Mar 2, 2010

It's quite a thing, killing a man

"Whatever else it is, “Unforgiven” is an argument about how to represent violence, an argument about movies... Where does that leave Eastwood’s character? Eastwood shapes his own performance as a study in rueful abnegation; at times, he looks lost and vulnerable, even sickly. Yet William Munny, however ashamed of killing, has to avenge Logan’s death. “Unforgiven” ends with him gunning down Little Bill and his friends and then riding away, in a return to the kind of familiar myth that the rest of the movie seems to reject. What, one wonders, was the use of that anti-violence business if it all comes to this? Eastwood’s murderous past characters and his regretful new temper appear to have collided on a Western street. By giving the Western extra dimensions, and by pushing the moral issues to extremes, Eastwood had exposed (inadvertently, perhaps) the limits of the genre. “Unforgiven” is both an entertainment and a contradiction, a masterpiece at war with itself.'' — David Denby, The New Yorker
I have the greatest respect for Denby (although he did once send me off to see The Good Shephard on the grounds that it was a 'masterpiece' which it assuredly is not, and he seems way overexcited about the new Polanski). Here he makes the same mistake so many people do when they get to thinking about Unforgiven a little too much. I guess if you stare at it for long enough looking for an 'argument', you would be forced to conclude that the film is a piece of genre deconstruction which exposed the myths of the Western for what they are.
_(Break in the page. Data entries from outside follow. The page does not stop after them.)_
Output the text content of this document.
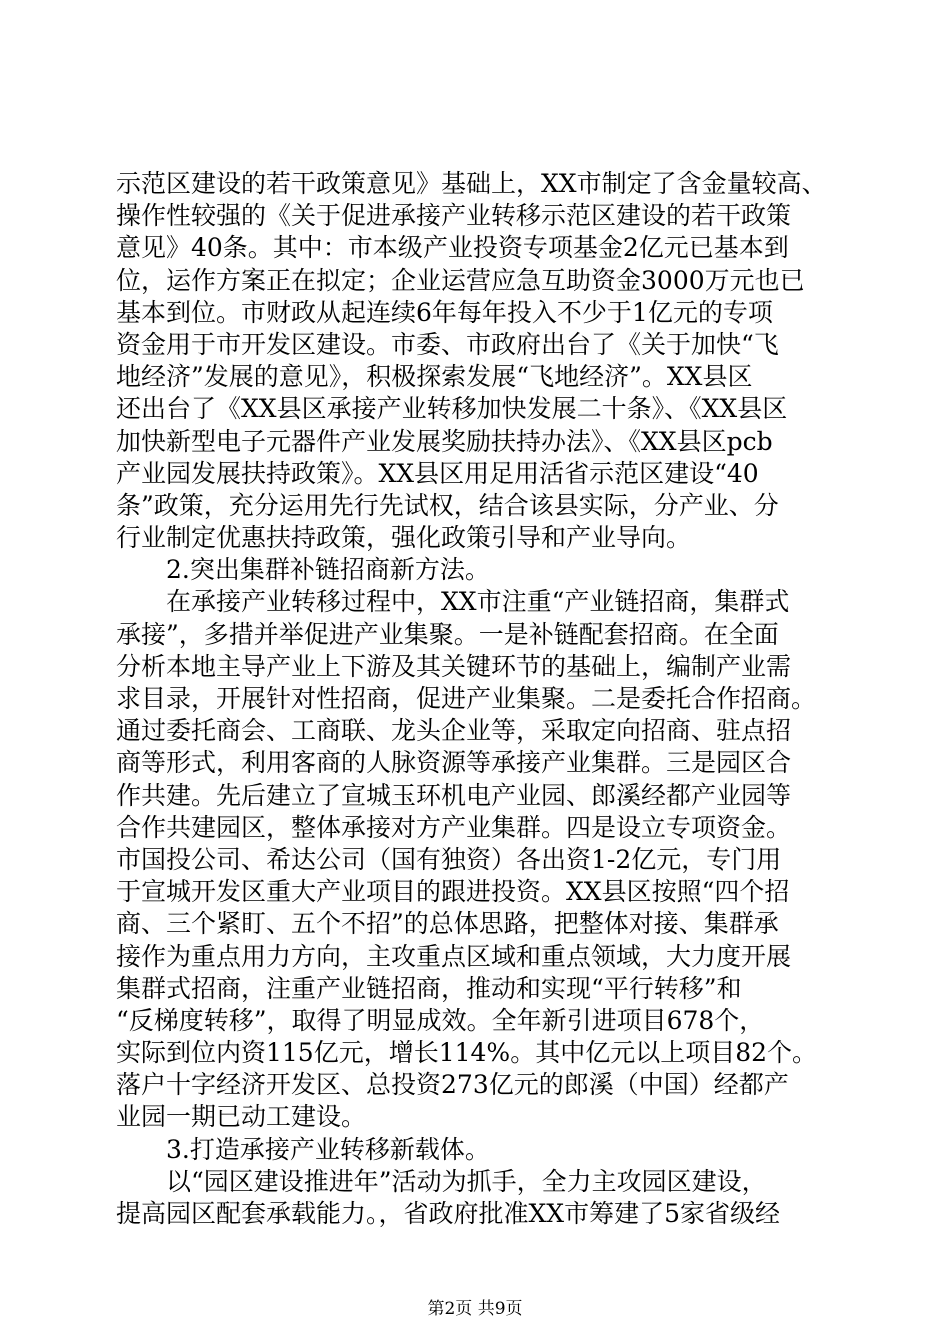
示范区建设的若干政策意见》基础上，XX市制定了含金量较高、
操作性较强的《关于促进承接产业转移示范区建设的若干政策
意见》40条。其中：市本级产业投资专项基金2亿元已基本到
位，运作方案正在拟定；企业运营应急互助资金3000万元也已
基本到位。市财政从起连续6年每年投入不少于1亿元的专项
资金用于市开发区建设。市委、市政府出台了《关于加快“飞
地经济”发展的意见》，积极探索发展“飞地经济”。XX县区
还出台了《XX县区承接产业转移加快发展二十条》、《XX县区
加快新型电子元器件产业发展奖励扶持办法》、《XX县区pcb
产业园发展扶持政策》。XX县区用足用活省示范区建设“40
条”政策，充分运用先行先试权，结合该县实际，分产业、分
行业制定优惠扶持政策，强化政策引导和产业导向。
　　2.突出集群补链招商新方法。
　　在承接产业转移过程中，XX市注重“产业链招商，集群式
承接”，多措并举促进产业集聚。一是补链配套招商。在全面
分析本地主导产业上下游及其关键环节的基础上，编制产业需
求目录，开展针对性招商，促进产业集聚。二是委托合作招商。
通过委托商会、工商联、龙头企业等，采取定向招商、驻点招
商等形式，利用客商的人脉资源等承接产业集群。三是园区合
作共建。先后建立了宣城玉环机电产业园、郎溪经都产业园等
合作共建园区，整体承接对方产业集群。四是设立专项资金。
市国投公司、希达公司（国有独资）各出资1-2亿元，专门用
于宣城开发区重大产业项目的跟进投资。XX县区按照“四个招
商、三个紧盯、五个不招”的总体思路，把整体对接、集群承
接作为重点用力方向，主攻重点区域和重点领域，大力度开展
集群式招商，注重产业链招商，推动和实现“平行转移”和
“反梯度转移”，取得了明显成效。全年新引进项目678个，
实际到位内资115亿元，增长114%。其中亿元以上项目82个。
落户十字经济开发区、总投资273亿元的郎溪（中国）经都产
业园一期已动工建设。
　　3.打造承接产业转移新载体。
　　以“园区建设推进年”活动为抓手，全力主攻园区建设，
提高园区配套承载能力。，省政府批准XX市筹建了5家省级经
第2页 共9页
By comparison with this sterling exercise, the ending cannot but strike you as anything but a sell-out, a backwards step, a reversion to generic form, a "contradiction". But only if you make the mistake of thinking the first half is "anti-violence." Its not: Eastwood doesn't have it in for violence, he has it in for men who boast of things they do not have the stomach for. "It's quite a thing, killing a man," he says. He has it in for braggarts. Hackman, the biographer, Harris, all of them are examples of boastful men who talk the talk but do not walk the talk. Only William Munny — poor, sick, wheezing William Munny — turns out to know whereof everybody else in the film speaks. That is the central irony of the film, honed from the very first scene, and connecting up with the same silent stoicism that runs through all his work. Denby is rather too keen, one suspects, to explain the difference between early Eastwood, whom he dismissed, with late Eastwood, to whom he is a recent convert. They are of a piece. His take on the underrated A Perfect World, however, is spot on:—
The word for this kind of dramatic structure is “tragedy.” That’s what Eastwood had become capable of. The two movies had depth, nuance, a burnished and reflective nostalgia for a simplicity that was no longer possible. This became definitive in “Mystic River,” from 2003, a movie in which all of Eastwood’s late obsessions—guilt, destruction, self-destruction, vengeance—merge into a completely satisfying work of art.
Do people realise just how good he is? And just how unusual his being that good is? That he isn't just your average actor-turned-director in the manner of Gibson, Beatty, Costner, Redford?